So fragwürdig es auch scheinen mag, ein Album mit einem einzigen Wort zu charakterisieren, kann ich mich doch im Fall von Weyes Bloods neuer LP diesem Reiz nicht entziehen, und der entsprechende Begriff ist noch dazu heikel: nostalgisch. Heikel deshalb, weil dem Wort gerne das Klischee der Rührseligkeit, des weltfernen und eher schädlichen Schwelgens im Verlorenen angehängt wird. Dies sicher zu Unrecht, denn es gibt durchaus gehaltvolle Formen emotionaler Aufarbeitung des Vergangenen. Das vorliegende Album macht dies gerade vor.
Auf „The Innocents“ kommt Natalie Mering, die Frau hinter der Weyes Blood-Persona, ohne trivialen Schmalz aus und schwimmt auf durchaus originelle Weise auf der nicht mehr ganz frischen Vintage-Welle. Ziemlich souverän channelt die Musikerin verschiedene Stile der 60er und 70er, die sich in beatlastigem Rock oder in blumigem Akustikfolk manifestieren können und sich bei aller Eingängigkeit stets einen gewissen Minimalismus und eine nur halb angeschliffene Oberfläche bewahren. Wer ihr Projekt schon etwas länger verfolgt, weiß um ihren experimentellen Ansatz und ihre Vorliebe für abstraktere Strukturen, und an manchen Stellen ihres introvertierten Vorgängeralbums konnte man ihre Nähe zu Noise und Improv in den dunkel-entrückten Hammondorgel-Soundscapes erahnen. Auch in der wesentlich songfokussierteren Gegenwart kommt ihr diese Prägung zugute, denn einige Songs erfahren nicht nur durch die latente DIY-Gestalt(ung), sondern auch durch spielerische Tremolo- und Rewind-Effekte, durch kleine Atonalitäten eine deutliche Brechung und sind mehr als ein hippieskes Pop-Idyll. Das Pathos ihres schwermütigen Gesangs in Alt, den ein unfreundlicherer Zeitgenosse vielleicht mit Jennifer Rush vergleichen würde, gerät schon deshalb nie zur Schmonzette.

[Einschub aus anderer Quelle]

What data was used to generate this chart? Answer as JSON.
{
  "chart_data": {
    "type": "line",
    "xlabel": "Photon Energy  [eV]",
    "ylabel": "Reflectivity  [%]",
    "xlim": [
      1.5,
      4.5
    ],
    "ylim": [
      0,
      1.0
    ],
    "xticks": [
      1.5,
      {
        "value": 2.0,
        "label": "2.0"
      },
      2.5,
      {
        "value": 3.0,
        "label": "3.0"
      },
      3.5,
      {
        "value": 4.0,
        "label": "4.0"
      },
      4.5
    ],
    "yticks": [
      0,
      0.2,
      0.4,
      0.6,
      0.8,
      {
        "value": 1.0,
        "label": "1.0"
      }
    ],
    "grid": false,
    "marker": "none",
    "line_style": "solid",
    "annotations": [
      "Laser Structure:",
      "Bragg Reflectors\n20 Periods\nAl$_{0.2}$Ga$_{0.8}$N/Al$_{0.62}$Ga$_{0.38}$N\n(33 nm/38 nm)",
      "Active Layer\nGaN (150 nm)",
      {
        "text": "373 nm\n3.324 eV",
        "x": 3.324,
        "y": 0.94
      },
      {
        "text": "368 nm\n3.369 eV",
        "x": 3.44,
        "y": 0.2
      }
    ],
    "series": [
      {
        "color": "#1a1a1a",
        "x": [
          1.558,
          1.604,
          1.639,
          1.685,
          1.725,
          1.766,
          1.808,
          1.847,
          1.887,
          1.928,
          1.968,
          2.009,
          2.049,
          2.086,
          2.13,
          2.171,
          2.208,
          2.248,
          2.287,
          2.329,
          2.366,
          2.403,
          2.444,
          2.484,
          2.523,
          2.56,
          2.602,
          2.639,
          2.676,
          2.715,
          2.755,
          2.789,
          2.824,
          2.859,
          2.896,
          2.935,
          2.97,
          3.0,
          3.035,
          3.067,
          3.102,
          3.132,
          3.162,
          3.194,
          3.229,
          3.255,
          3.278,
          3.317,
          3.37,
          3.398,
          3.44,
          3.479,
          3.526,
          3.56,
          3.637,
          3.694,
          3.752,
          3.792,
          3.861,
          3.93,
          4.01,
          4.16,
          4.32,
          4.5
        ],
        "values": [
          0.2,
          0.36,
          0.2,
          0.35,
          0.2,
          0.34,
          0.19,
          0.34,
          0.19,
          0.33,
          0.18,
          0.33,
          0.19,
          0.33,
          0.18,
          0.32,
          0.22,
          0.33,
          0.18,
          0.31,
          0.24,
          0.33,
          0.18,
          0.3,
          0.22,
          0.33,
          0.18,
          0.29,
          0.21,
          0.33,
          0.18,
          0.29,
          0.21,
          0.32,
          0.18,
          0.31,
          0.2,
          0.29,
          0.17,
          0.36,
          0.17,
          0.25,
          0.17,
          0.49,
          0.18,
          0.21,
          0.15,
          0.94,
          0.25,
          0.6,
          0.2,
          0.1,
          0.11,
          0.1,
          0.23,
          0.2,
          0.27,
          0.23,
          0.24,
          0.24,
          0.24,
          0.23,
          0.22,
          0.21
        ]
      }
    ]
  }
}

Herbstlich anmutende Wehmut findet sich dennoch allerorten, und die komplementäre Reflexion über Vergangenes kommt in den meisten der Songtexte zum Ausdruck. Das deutet ja der Titel schon an, denn wie oft redet jemand über Unschuld als etwas Gegenwärtiges oder gar Beständiges? Fast nie! Wie kurze ausschnitthafte Episoden aus einem Jahr in der Vergangenheit muten die Stücke an, als die lyrische Persona auf kaum wiederholbare Weise Glück und Bedeutsamkeit erfahren hat, resümiert aus einem erfahreneren, gereifteren Blick, der die Sehnsucht nach der vergangenen „Unschuld“ aber kaum verschleiert. Vielleicht mag das etwas altklug wirken, wenn man bedenkt, dass Mering immer noch unter dreißig ist. Doch bekanntlich hält sich jede Altersgruppe für erfahren und misst sich an der jeweils jüngeren, ernsthaft jedenfalls klingen die hier anklingenden Meditationen durchaus. Heimeliges Schrammeln wie in „Summer“ und an Ukulelen erinnernde Gitarrenparts in „Land of Broken Dreams“ täuschen dann auch ebenso wenig wie die gehauchten Samplechöre darüber hinweg, dass die schweren Klavierakorde in „Some Winter“ die Stimmung des Albums am deutlchesten wiedergeben.
Mering entwirft ein gediegenes und zugleich immer noch düster-verwunschenes Setting, man mag sich die angedeutete Geschichte in einem Park wie dem in „Don’t Look Now“ vorstellen. Dass all dies auf eine Art Pop hinausläuft, hat auch etwas bedauerliches, denkt man an die entrückten Klänge auf „The Outside Room“. Aber vielleicht gehorchen junge, verhuschte Sängerinnen (siehe Nadler, Newsom, June, Danilova und viele mehr) ja einem mysteriösen Naturgesetz, wenn sie sich nach der zweiten oder spätestens dritten Platte aus der leichtscheuen Nische in die Welt der Indie-Labels und der (zumindest potentiellen) Spextauglichkeit begeben.